Different stakeholders have different concerns and priorities -- e.g. the CMO may want to see data and analystics on ROI, while the sales director may be more interested in how your product or service can help her manage her team more effectively.
There are also personal and emotional factors that affect each stakeholder's decision-making process, which you'd want to address in your content.
By segmenting your email subscribers, you can better create content that targets their different needs and priorities, making your marketing campaigns much more effective.
4. Consider Customer Buying Cycle
Your customers go through different stages in a buying cycle, from first hearing about your products to making a purchasing decision.
For each of these stages -- awareness, consideration, preference/intent, purchase, and repurchase -- you need to provide content and information that answer your prospects' questions and prompt them to take actions that take them to the next stage in the buying cycle.

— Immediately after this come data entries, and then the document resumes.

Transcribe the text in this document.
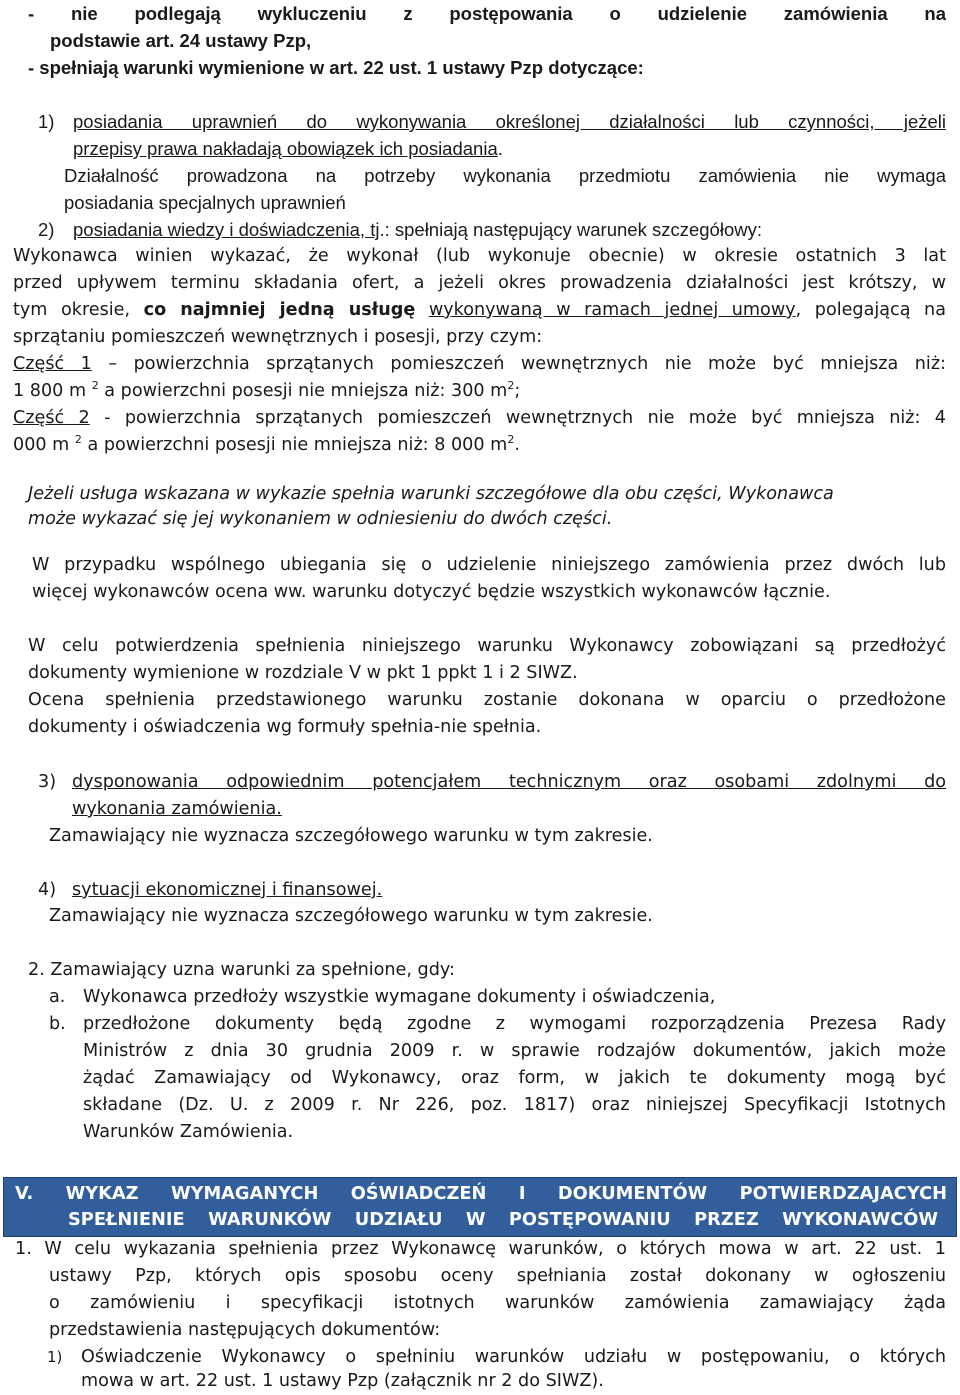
- nie podlegają wykluczeniu z postępowania o udzielenie zamówienia na
podstawie art. 24 ustawy Pzp,
- spełniają warunki wymienione w art. 22 ust. 1 ustawy Pzp dotyczące:
1) posiadania uprawnień do wykonywania określonej działalności lub czynności, jeżeli
przepisy prawa nakładają obowiązek ich posiadania.
Działalność prowadzona na potrzeby wykonania przedmiotu zamówienia nie wymaga
posiadania specjalnych uprawnień
2) posiadania wiedzy i doświadczenia, tj.: spełniają następujący warunek szczegółowy:
Wykonawca winien wykazać, że wykonał (lub wykonuje obecnie) w okresie ostatnich 3 lat
przed upływem terminu składania ofert, a jeżeli okres prowadzenia działalności jest krótszy, w
tym okresie, co najmniej jedną usługę wykonywaną w ramach jednej umowy, polegającą na
sprzątaniu pomieszczeń wewnętrznych i posesji, przy czym:
Część 1 – powierzchnia sprzątanych pomieszczeń wewnętrznych nie może być mniejsza niż:
1 800 m $^2$ a powierzchni posesji nie mniejsza niż: 300 $m^2$;
Część 2 - powierzchnia sprzątanych pomieszczeń wewnętrznych nie może być mniejsza niż: 4
000 m $^2$ a powierzchni posesji nie mniejsza niż: 8 000 $m^2$.
Jeżeli usługa wskazana w wykazie spełnia warunki szczegółowe dla obu części, Wykonawca
może wykazać się jej wykonaniem w odniesieniu do dwóch części.
W przypadku wspólnego ubiegania się o udzielenie niniejszego zamówienia przez dwóch lub
więcej wykonawców ocena ww. warunku dotyczyć będzie wszystkich wykonawców łącznie.
W celu potwierdzenia spełnienia niniejszego warunku Wykonawcy zobowiązani są przedłożyć
dokumenty wymienione w rozdziale V w pkt 1 ppkt 1 i 2 SIWZ.
Ocena spełnienia przedstawionego warunku zostanie dokonana w oparciu o przedłożone
dokumenty i oświadczenia wg formuły spełnia-nie spełnia.
3) dysponowania odpowiednim potencjałem technicznym oraz osobami zdolnymi do
wykonania zamówienia.
Zamawiający nie wyznacza szczegółowego warunku w tym zakresie.
4) sytuacji ekonomicznej i finansowej.
Zamawiający nie wyznacza szczegółowego warunku w tym zakresie.
2. Zamawiający uzna warunki za spełnione, gdy:
a. Wykonawca przedłoży wszystkie wymagane dokumenty i oświadczenia,
b. przedłożone dokumenty będą zgodne z wymogami rozporządzenia Prezesa Rady
Ministrów z dnia 30 grudnia 2009 r. w sprawie rodzajów dokumentów, jakich może
żądać Zamawiający od Wykonawcy, oraz form, w jakich te dokumenty mogą być
składane (Dz. U. z 2009 r. Nr 226, poz. 1817) oraz niniejszej Specyfikacji Istotnych
Warunków Zamówienia.
V. WYKAZ WYMAGANYCH OŚWIADCZEŃ I DOKUMENTÓW POTWIERDZAJACYCH
SPEŁNIENIE WARUNKÓW UDZIAŁU W POSTĘPOWANIU PRZEZ WYKONAWCÓW
1. W celu wykazania spełnienia przez Wykonawcę warunków, o których mowa w art. 22 ust. 1
ustawy Pzp, których opis sposobu oceny spełniania został dokonany w ogłoszeniu
o zamówieniu i specyfikacji istotnych warunków zamówienia zamawiający żąda
przedstawienia następujących dokumentów:
1) Oświadczenie Wykonawcy o spełniniu warunków udziału w postępowaniu, o których
mowa w art. 22 ust. 1 ustawy Pzp (załącznik nr 2 do SIWZ).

The content of your email campaigns should map to the buyer lifecycle stages that your recipients are in. You can track their interactions with your previous emails or with your sales rep to determine where they're in the lifecycle and what content would be most appropriate for them.
5. Come Up With Great Subject Lines
News flash: your email marketing won't do much for your business if your subscribers aren't opening your emails!
Your subscribers probably have an inbox full of unread emails vying for their attention. Your subject line will determine if they're going to open and read your email -- in fact, 35% email recipients decide whether they'd open an email based on the subject line alone.
Good email subject lines are relevant, succinct, and specific. They should pique interest, but not so "clever" that the recipients have no idea what the email is about.
Remember to populate the "preview" text, which is displayed right next to your subject line. It gives you more space to explain what your email is about and entice recipients to open it.
6. Consider Company Size
Segmenting your list by role or job title can certainly help you tailor your content to specific recipients. However, your might still be missing an important piece of the puzzle.
As you can imagine, CEO of a Fortune 500 company has very different needs than a freelancer who calls herself the CEO of her graphic design business.
To help you better serve your audience, you can further segment your list by asking your subscribers about their company size, so you can provide content that meets their unique challenges.
7. Include a Call-To-Action
One of the goals of your email campaign is to move your subscriber along the customer journey, so they'd eventually get to the point where they're ready to make a purchase.
Including a call-to-action (CTA) in every email is an effective way to "train" your subscribers to click your links and engage with your content. By consuming your content, your subscribers will progress along the buying lifecycle.
The CTA doesn't have to be about placing an order.
It could be as simple as clicking through to read an article; it could be slightly more involved, such as signing up for a webinar; or it could ask the recipients to schedule a call with a sales rep if they're at the appropriate stage of their customer journey.